The code above has a few parts that are specific to my implementation. Most notably, in
@"isProUpgradePurchased" BOOL field of
NSUserDefaults is set to YES. All throughout the rest of the application, this BOOL is checked to determine whether or not to enable the pro features. If you are also implementing a free to pro upgrade product, I recommend using the same approach.
2. Add a Test User
In order to try out the mess of code you just added to your project, you will need to create a user in iTunes Connect for testing in app purchases. You can use this test account to purchase a product without being charged by Apple.

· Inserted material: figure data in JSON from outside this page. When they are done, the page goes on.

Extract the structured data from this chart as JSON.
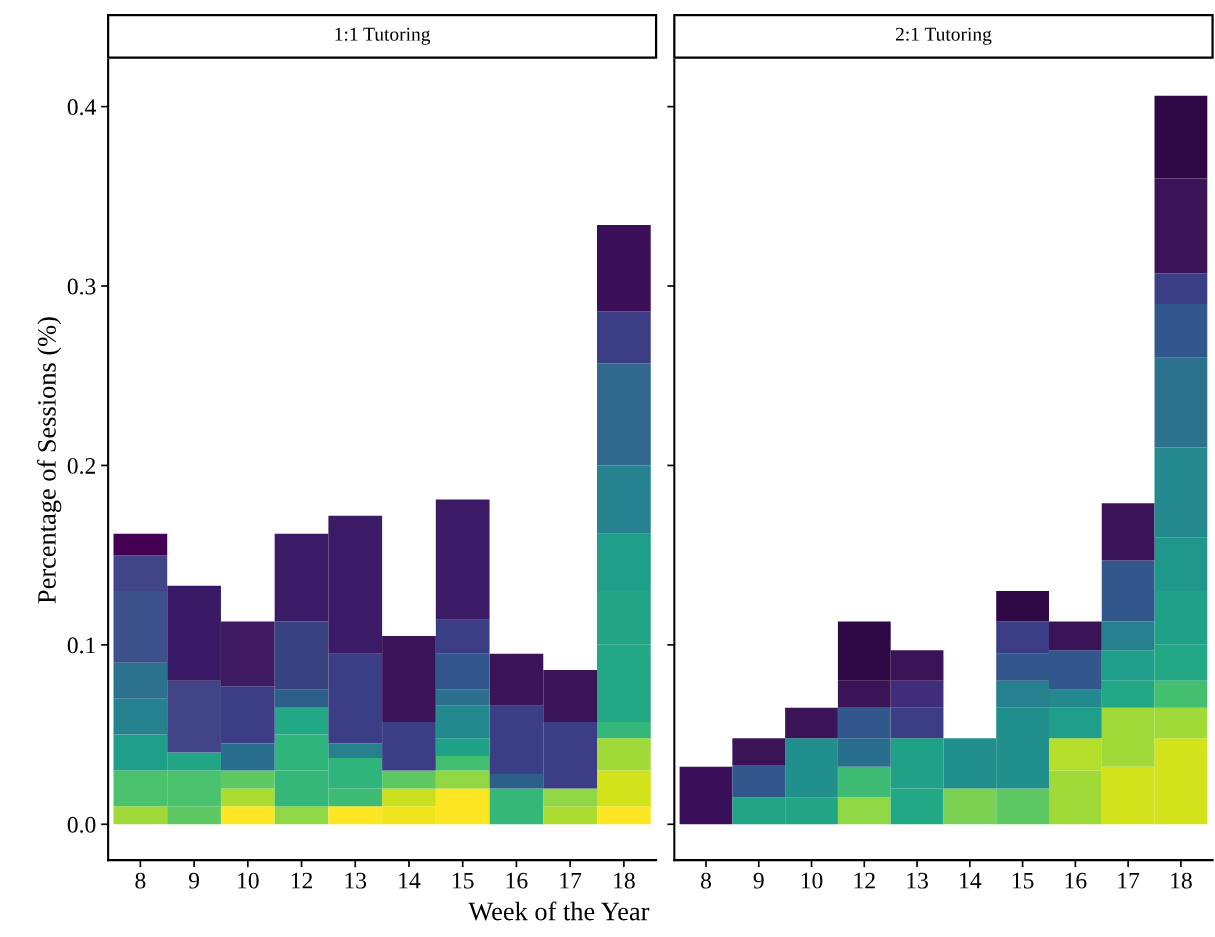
{
  "chart_data": [
    {
      "type": "bar",
      "stacked": true,
      "title": "1:1 Tutoring",
      "xlabel": "Week of the Year",
      "ylabel": "Percentage of Sessions (%)",
      "categories": [
        "8",
        "9",
        "10",
        "12",
        "13",
        "14",
        "15",
        "16",
        "17",
        "18"
      ],
      "ylim": [
        -0.02,
        0.426
      ],
      "yticks": [
        {
          "value": 0,
          "label": "0.0"
        },
        0.1,
        0.2,
        0.3,
        0.4
      ],
      "grid": false,
      "series": [
        {
          "values": [
            0.01,
            0.01,
            0.01,
            0.01,
            0.01,
            0.01,
            0.02,
            0.02,
            0.01,
            0.01
          ],
          "colors": [
            "#a0da39",
            "#5ec962",
            "#fde725",
            "#8fd744",
            "#fde725",
            "#f0e51c",
            "#fde725",
            "#35b779",
            "#addc30",
            "#fde725"
          ]
        },
        {
          "values": [
            0.02,
            0.02,
            0.01,
            0.02,
            0.01,
            0.01,
            0.01,
            0.008,
            0.01,
            0.02
          ],
          "colors": [
            "#4ac16d",
            "#4ac16d",
            "#addc30",
            "#35b779",
            "#3fbc73",
            "#c8e020",
            "#90d743",
            "#2c5f8a",
            "#8fd744",
            "#d2e21b"
          ]
        },
        {
          "values": [
            0.02,
            0.01,
            0.01,
            0.02,
            0.017,
            0.01,
            0.008,
            0.038,
            0.037,
            0.018
          ],
          "colors": [
            "#1f9e89",
            "#21a585",
            "#5ec962",
            "#2fb47c",
            "#2fb47c",
            "#5ec962",
            "#44bf70",
            "#3b3d85",
            "#3b3d85",
            "#a0da39"
          ]
        },
        {
          "values": [
            0.02,
            0.04,
            0.015,
            0.015,
            0.008,
            0.027,
            0.01,
            0.029,
            0.029,
            0.009
          ],
          "colors": [
            "#26828e",
            "#414487",
            "#2a6e8e",
            "#22a884",
            "#27808e",
            "#3b3d85",
            "#1fa187",
            "#3b1458",
            "#3b1458",
            "#35b779"
          ]
        },
        {
          "values": [
            0.02,
            0.053,
            0.032,
            0.01,
            0.05,
            0.048,
            0.018,
            null,
            null,
            0.043
          ],
          "colors": [
            "#2c728e",
            "#3a1a66",
            "#3b3d85",
            "#2c5f8a",
            "#3b3d85",
            "#3b1458",
            "#23898e",
            null,
            null,
            "#22a884"
          ]
        },
        {
          "values": [
            0.04,
            null,
            0.036,
            0.038,
            0.077,
            null,
            0.009,
            null,
            null,
            0.03
          ],
          "colors": [
            "#3b528b",
            null,
            "#3d1a62",
            "#38427f",
            "#3b1a66",
            null,
            "#2d6f8e",
            null,
            null,
            "#21a585"
          ]
        },
        {
          "values": [
            0.02,
            null,
            null,
            0.049,
            null,
            null,
            0.02,
            null,
            null,
            0.032
          ],
          "colors": [
            "#414487",
            null,
            null,
            "#3b1a66",
            null,
            null,
            "#31578c",
            null,
            null,
            "#1f9e89"
          ]
        },
        {
          "values": [
            0.012,
            null,
            null,
            null,
            null,
            null,
            0.019,
            null,
            null,
            0.038
          ],
          "colors": [
            "#440154",
            null,
            null,
            null,
            null,
            null,
            "#3b3d85",
            null,
            null,
            "#26828e"
          ]
        },
        {
          "values": [
            null,
            null,
            null,
            null,
            null,
            null,
            0.067,
            null,
            null,
            0.057
          ],
          "colors": [
            null,
            null,
            null,
            null,
            null,
            null,
            "#3b1a66",
            null,
            null,
            "#31688e"
          ]
        },
        {
          "values": [
            null,
            null,
            null,
            null,
            null,
            null,
            null,
            null,
            null,
            0.029
          ],
          "colors": [
            null,
            null,
            null,
            null,
            null,
            null,
            null,
            null,
            null,
            "#3b3d85"
          ]
        },
        {
          "values": [
            null,
            null,
            null,
            null,
            null,
            null,
            null,
            null,
            null,
            0.048
          ],
          "colors": [
            null,
            null,
            null,
            null,
            null,
            null,
            null,
            null,
            null,
            "#3b0f5a"
          ]
        }
      ]
    },
    {
      "type": "bar",
      "stacked": true,
      "title": "2:1 Tutoring",
      "categories": [
        "8",
        "9",
        "10",
        "12",
        "13",
        "14",
        "15",
        "16",
        "17",
        "18"
      ],
      "ylim": [
        -0.02,
        0.426
      ],
      "yticks": [
        {
          "value": 0,
          "label": null
        },
        {
          "value": 0.1,
          "label": null
        },
        {
          "value": 0.2,
          "label": null
        },
        {
          "value": 0.3,
          "label": null
        },
        {
          "value": 0.4,
          "label": null
        }
      ],
      "tick_labels": "x",
      "grid": false,
      "series": [
        {
          "values": [
            0.032,
            0.015,
            0.015,
            0.015,
            0.02,
            0.02,
            0.02,
            0.03,
            0.032,
            0.048
          ],
          "colors": [
            "#3b0f5a",
            "#21a585",
            "#21a585",
            "#8fd744",
            "#22a884",
            "#7ad151",
            "#5ec962",
            "#a0da39",
            "#d2e21b",
            "#d2e21b"
          ]
        },
        {
          "values": [
            null,
            0.018,
            0.033,
            0.017,
            0.028,
            0.028,
            0.045,
            0.018,
            0.033,
            0.017
          ],
          "colors": [
            null,
            "#31578c",
            "#21908d",
            "#3fbc73",
            "#1fa187",
            "#21908d",
            "#21908d",
            "#b5de2b",
            "#a0da39",
            "#a0da39"
          ]
        },
        {
          "values": [
            null,
            0.015,
            0.017,
            0.016,
            0.017,
            null,
            0.015,
            0.017,
            0.015,
            0.015
          ],
          "colors": [
            null,
            "#3b1458",
            "#3b1458",
            "#2a6e8e",
            "#3b3d85",
            null,
            "#27808e",
            "#1f9e89",
            "#22a884",
            "#44bf70"
          ]
        },
        {
          "values": [
            null,
            null,
            null,
            0.017,
            0.015,
            null,
            0.015,
            0.01,
            0.017,
            0.02
          ],
          "colors": [
            null,
            null,
            null,
            "#31578c",
            "#3e2d7a",
            null,
            "#31578c",
            "#23898e",
            "#1f9e89",
            "#22a884"
          ]
        },
        {
          "values": [
            null,
            null,
            null,
            0.015,
            0.017,
            null,
            0.018,
            0.022,
            0.016,
            0.03
          ],
          "colors": [
            null,
            null,
            null,
            "#3b1458",
            "#3b1458",
            null,
            "#3b3d85",
            "#31578c",
            "#27808e",
            "#1fa187"
          ]
        },
        {
          "values": [
            null,
            null,
            null,
            0.033,
            null,
            null,
            0.017,
            0.016,
            0.034,
            0.03
          ],
          "colors": [
            null,
            null,
            null,
            "#2d0845",
            null,
            null,
            "#2d0845",
            "#3b1458",
            "#31578c",
            "#1f988b"
          ]
        },
        {
          "values": [
            null,
            null,
            null,
            null,
            null,
            null,
            null,
            null,
            0.032,
            0.05
          ],
          "colors": [
            null,
            null,
            null,
            null,
            null,
            null,
            null,
            null,
            "#3b1458",
            "#23898e"
          ]
        },
        {
          "values": [
            null,
            null,
            null,
            null,
            null,
            null,
            null,
            null,
            null,
            0.05
          ],
          "colors": [
            null,
            null,
            null,
            null,
            null,
            null,
            null,
            null,
            null,
            "#2c728e"
          ]
        },
        {
          "values": [
            null,
            null,
            null,
            null,
            null,
            null,
            null,
            null,
            null,
            0.03
          ],
          "colors": [
            null,
            null,
            null,
            null,
            null,
            null,
            null,
            null,
            null,
            "#31578c"
          ]
        },
        {
          "values": [
            null,
            null,
            null,
            null,
            null,
            null,
            null,
            null,
            null,
            0.017
          ],
          "colors": [
            null,
            null,
            null,
            null,
            null,
            null,
            null,
            null,
            null,
            "#3b3d85"
          ]
        },
        {
          "values": [
            null,
            null,
            null,
            null,
            null,
            null,
            null,
            null,
            null,
            0.053
          ],
          "colors": [
            null,
            null,
            null,
            null,
            null,
            null,
            null,
            null,
            null,
            "#3b1458"
          ]
        },
        {
          "values": [
            null,
            null,
            null,
            null,
            null,
            null,
            null,
            null,
            null,
            0.046
          ],
          "colors": [
            null,
            null,
            null,
            null,
            null,
            null,
            null,
            null,
            null,
            "#2d0845"
          ]
        }
      ]
    }
  ]
}
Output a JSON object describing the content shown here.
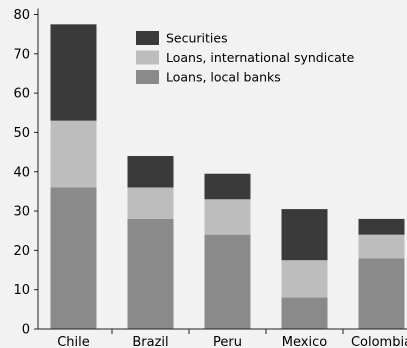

To create a test user, follow these steps:
- Log in to http://developer.apple.com/iphone
- Navigate to iTunes Connect
- Select “Manage Users” on the iTunes Conect home page
- Select “In App Purchase Test User”
- Select “Add New User”
- Fill out the user information. None of the information needs to be legit. I recommend a short, fake email address and a short password since you will need to type it in your phone during testing.
- Select “Save”
You will enter the email and password for this user on the iPhone during your testing.
3. Sign Out On Your Device
Before you can start testing in app purchases, you must sign out of the iTunes Store on your device. To sign out, follow these steps:
- Open the Settings App
- Tap the “Store” row
- Tap “Sign Out”
4. Test the Purchase
Now, you are finally ready to try out an in app purchase. Testing is simple:
- Run your app on your device
- Trigger the purchase
- When prompted for username and password, enter your test user details
If you repeat the purchase with the same account, you will be notified that you have already made the purchase. This is fine, just click “Yes” when prompted if you want to download the product again.
That’s a Wrap
Getting in app purchases to work is a lot more painful than it should be. It took several days of blood, sweat, and tears to get it working in my own application, and hopefully this post has helped short circuit that cycle of pain and suffering for you as well.